The code gets cluttered and the JSP will get bloated as we add more customers. Another alternative I have thought is split a page into sections and control the sections in the same way, but might end up in code repetition accross the JSPs.

For example

if (customer = "A")

jsp:include headerA.jsp

else

jsp:include genericheader.jsp

Another alternative would be to write different JSPs and route based on the client.

Is there a better way to handle this kind of situations. Can someone suggest the best practices to implement such a solution?

Thanks.

A UI that chooses what to do for each user can't possibly scale beyond your users A and B. You need a role-based authentication and authorization system.

Since you're already using Spring, I'd recommend looking at Spring Security and its role based capabilities. There are tags that can help you.

Another way to look at it is that role-based logic like this does not belong in tags. I'd recommend putting it in controllers and let them assemble pages for you.

Another possibility is something like SiteMesh, which allows you to create composite views.

One more: jQuery was born to manipulate the DOM. Use it along with CSS.

First thing it should be based on Role and not based on customer, and each customer will have certain role. It may possible that many customers will have same role and screen access and UI.

Based on role, you can use Spring Secutiry for Authentication and Authorization.

If you need to use Layout differently as per customer role, preferably you should use some Layout Manager such as Tiles, SiteMesh etc.

or use portlets for different login views to different customers

You just stated if person A logs in from one store, vs person B logs in from another.
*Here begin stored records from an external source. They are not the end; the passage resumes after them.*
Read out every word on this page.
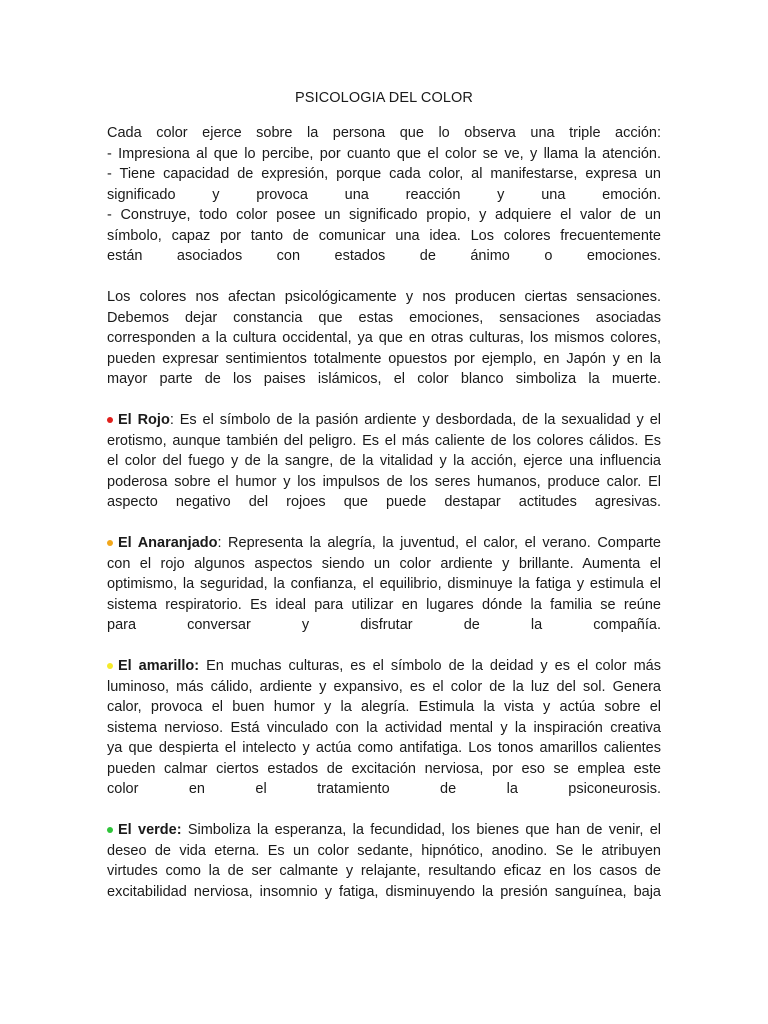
PSICOLOGIA DEL COLOR
Cada color ejerce sobre la persona que lo observa una triple acción:
- Impresiona al que lo percibe, por cuanto que el color se ve, y llama la atención.
- Tiene capacidad de expresión, porque cada color, al manifestarse, expresa un
significado y provoca una reacción y una emoción.
- Construye, todo color posee un significado propio, y adquiere el valor de un
símbolo, capaz por tanto de comunicar una idea. Los colores frecuentemente
están asociados con estados de ánimo o emociones.
Los colores nos afectan psicológicamente y nos producen ciertas sensaciones.
Debemos dejar constancia que estas emociones, sensaciones asociadas
corresponden a la cultura occidental, ya que en otras culturas, los mismos colores,
pueden expresar sentimientos totalmente opuestos por ejemplo, en Japón y en la
mayor parte de los paises islámicos, el color blanco simboliza la muerte.
El Rojo: Es el símbolo de la pasión ardiente y desbordada, de la sexualidad y el
erotismo, aunque también del peligro. Es el más caliente de los colores cálidos. Es
el color del fuego y de la sangre, de la vitalidad y la acción, ejerce una influencia
poderosa sobre el humor y los impulsos de los seres humanos, produce calor. El
aspecto negativo del rojoes que puede destapar actitudes agresivas.
El Anaranjado: Representa la alegría, la juventud, el calor, el verano. Comparte
con el rojo algunos aspectos siendo un color ardiente y brillante. Aumenta el
optimismo, la seguridad, la confianza, el equilibrio, disminuye la fatiga y estimula el
sistema respiratorio. Es ideal para utilizar en lugares dónde la familia se reúne
para conversar y disfrutar de la compañía.
El amarillo: En muchas culturas, es el símbolo de la deidad y es el color más
luminoso, más cálido, ardiente y expansivo, es el color de la luz del sol. Genera
calor, provoca el buen humor y la alegría. Estimula la vista y actúa sobre el
sistema nervioso. Está vinculado con la actividad mental y la inspiración creativa
ya que despierta el intelecto y actúa como antifatiga. Los tonos amarillos calientes
pueden calmar ciertos estados de excitación nerviosa, por eso se emplea este
color en el tratamiento de la psiconeurosis.
El verde: Simboliza la esperanza, la fecundidad, los bienes que han de venir, el
deseo de vida eterna. Es un color sedante, hipnótico, anodino. Se le atribuyen
virtudes como la de ser calmante y relajante, resultando eficaz en los casos de
excitabilidad nerviosa, insomnio y fatiga, disminuyendo la presión sanguínea, baja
Hate to say it, but that's a role, no matter how you want to spin it, this is related to user authorization.

In terms of how you want to implement it, you could do a variety of things, you could intercept the login request and set a session variable which prepends a string to determine the correct view (ie when user a logs in you get customerA, vs customerB, so when rendering the view you'd retrieve the value and render "customerA/index" vs. "customerB/index", etc.

You could also determine the person's roles within the controller and render the appropriate view, although this couples your user roles to your controller logic, which wouldn't be recommended in my opinion.

If this app is going to have a lot of different backends, I'd recommend portlets that way you can write a new backend for each app, rather than bloating your web application with every new store backend.

Those are just a couple ways, hope this helps.